Many interesting feedback have come back to the artists over the two years. People would point out familiar alleys and relate their own stories. Many were further inspired to share their childhood memories in those lanes. But the most valuable feedback came from people searching out alleys or houses already demolished.

That was when Avesani realized that "changes are usually so fast that as soon as the map is done, the area it depicts has already gone".

That thought gave him the idea for another series called Blinking City, a multimedia installation on rapid urban growth.
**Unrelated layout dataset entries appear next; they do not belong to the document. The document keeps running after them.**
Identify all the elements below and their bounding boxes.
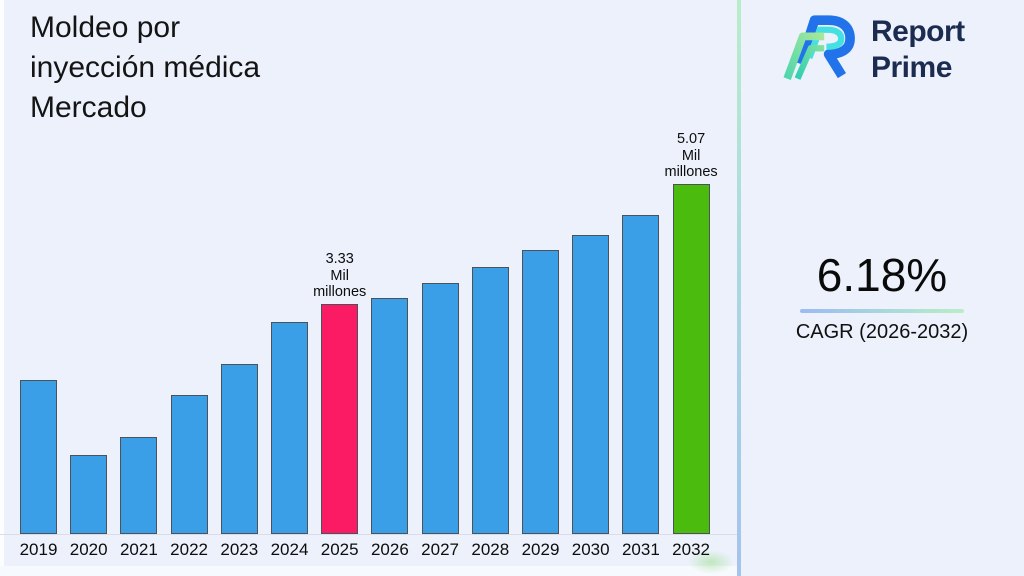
bar-value-label-line: Mil bbox=[330, 267, 349, 284]
bar-2030 bbox=[572, 235, 610, 534]
x-tick-2029: 2029 bbox=[521, 540, 560, 559]
cagr-underline-decoration bbox=[800, 309, 964, 313]
bar-2021 bbox=[120, 437, 158, 534]
x-tick-2027: 2027 bbox=[421, 540, 459, 559]
bar-value-label-line: Mil bbox=[681, 147, 701, 164]
x-tick-2024: 2024 bbox=[270, 540, 309, 559]
bar-2023 bbox=[220, 364, 258, 534]
bar-2031 bbox=[622, 215, 660, 534]
bar-2027 bbox=[421, 283, 459, 534]
bar-2029 bbox=[522, 250, 559, 534]
x-tick-2032: 2032 bbox=[672, 540, 710, 559]
cagr-label: CAGR (2026-2032) bbox=[795, 321, 969, 343]
x-tick-2019: 2019 bbox=[19, 540, 58, 559]
bar-2022 bbox=[170, 395, 208, 534]
bar-2028 bbox=[471, 267, 509, 534]
bar-value-label-line: millones bbox=[313, 284, 367, 300]
cagr-value: 6.18% bbox=[816, 249, 948, 301]
x-tick-2022: 2022 bbox=[170, 540, 208, 559]
bar-value-label-line: millones bbox=[664, 164, 718, 180]
bar-2019 bbox=[20, 380, 57, 534]
cagr-stat-block: 6.18% CAGR (2026-2032) bbox=[790, 248, 974, 344]
report-prime-logo-icon bbox=[783, 15, 855, 80]
x-tick-2020: 2020 bbox=[69, 540, 108, 559]
page-title: Moldeo por inyección médica Mercado bbox=[30, 8, 260, 128]
bottom-edge-strip bbox=[0, 566, 737, 576]
x-tick-2026: 2026 bbox=[370, 540, 409, 559]
bar-2032 bbox=[672, 184, 710, 534]
bar-2025 bbox=[321, 304, 359, 534]
left-edge-strip bbox=[0, 0, 4, 576]
brand-name-line-1: Report bbox=[871, 15, 965, 48]
x-axis-line bbox=[0, 534, 737, 535]
x-tick-2030: 2030 bbox=[571, 540, 610, 559]
bar-value-label-line: 3.33 bbox=[325, 251, 354, 267]
panel-separator-line bbox=[737, 0, 741, 576]
bar-2024 bbox=[271, 322, 308, 534]
bar-value-label-2025: 3.33 Mil millones bbox=[275, 251, 405, 301]
bar-2026 bbox=[371, 298, 409, 534]
brand-name-line-2: Prime bbox=[871, 51, 952, 84]
green-glow-decoration bbox=[688, 550, 734, 574]
bar-value-label-line: 5.07 bbox=[676, 131, 706, 147]
x-tick-2023: 2023 bbox=[220, 540, 259, 559]
bar-value-label-2032: 5.07 Mil millones bbox=[626, 131, 756, 181]
x-tick-2028: 2028 bbox=[471, 540, 510, 559]
page-title-line-2: inyección médica bbox=[30, 51, 261, 84]
x-tick-2021: 2021 bbox=[119, 540, 158, 559]
x-tick-2025: 2025 bbox=[320, 540, 359, 559]
x-tick-2031: 2031 bbox=[621, 540, 660, 559]
page-title-line-3: Mercado bbox=[30, 91, 147, 124]
brand-name: Report Prime bbox=[871, 14, 965, 86]
page-title-line-1: Moldeo por bbox=[30, 11, 181, 44]
bar-2020 bbox=[70, 455, 108, 534]
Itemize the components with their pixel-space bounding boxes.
It consists of a series of "lenticular" panels containing 14 layers of color which represent the pulse of the people living in hutong. These change color each time someone interacts with them.

Now being exhibited at the Grace Beijing Hotel, both Urban Carpet and Blinking City are part of a package called Instant Hutong - a project that Avesani and Campa started working on in 2005 when they relocated to Beijing.

This series of art pieces and installations bordering on art, social investigation and urban research tries to stimulate and generate open debate.

Avesani explained that their passion for Beijing's hutong is inspired by the fact that it represents a unique way of living which gathers tradition and contemporary, rich and poor, old and new generations together.

His primary concern was that the hutong are constantly threatened by continuous development.

To him, "demolishing your own past means refusing a knowledge which is a result of a living practice". In Italy, he says, people still live in 800-year-old houses which have been upgraded with modern facilities.

"Contemporary does not mean necessarily either deleting the past or freezing it and turning the city into a museum."

He is happy to see several areas of Beijing where the hutong host new activity - such as bars and restaurants, which have renewed and renovated the hutong, giving them new life.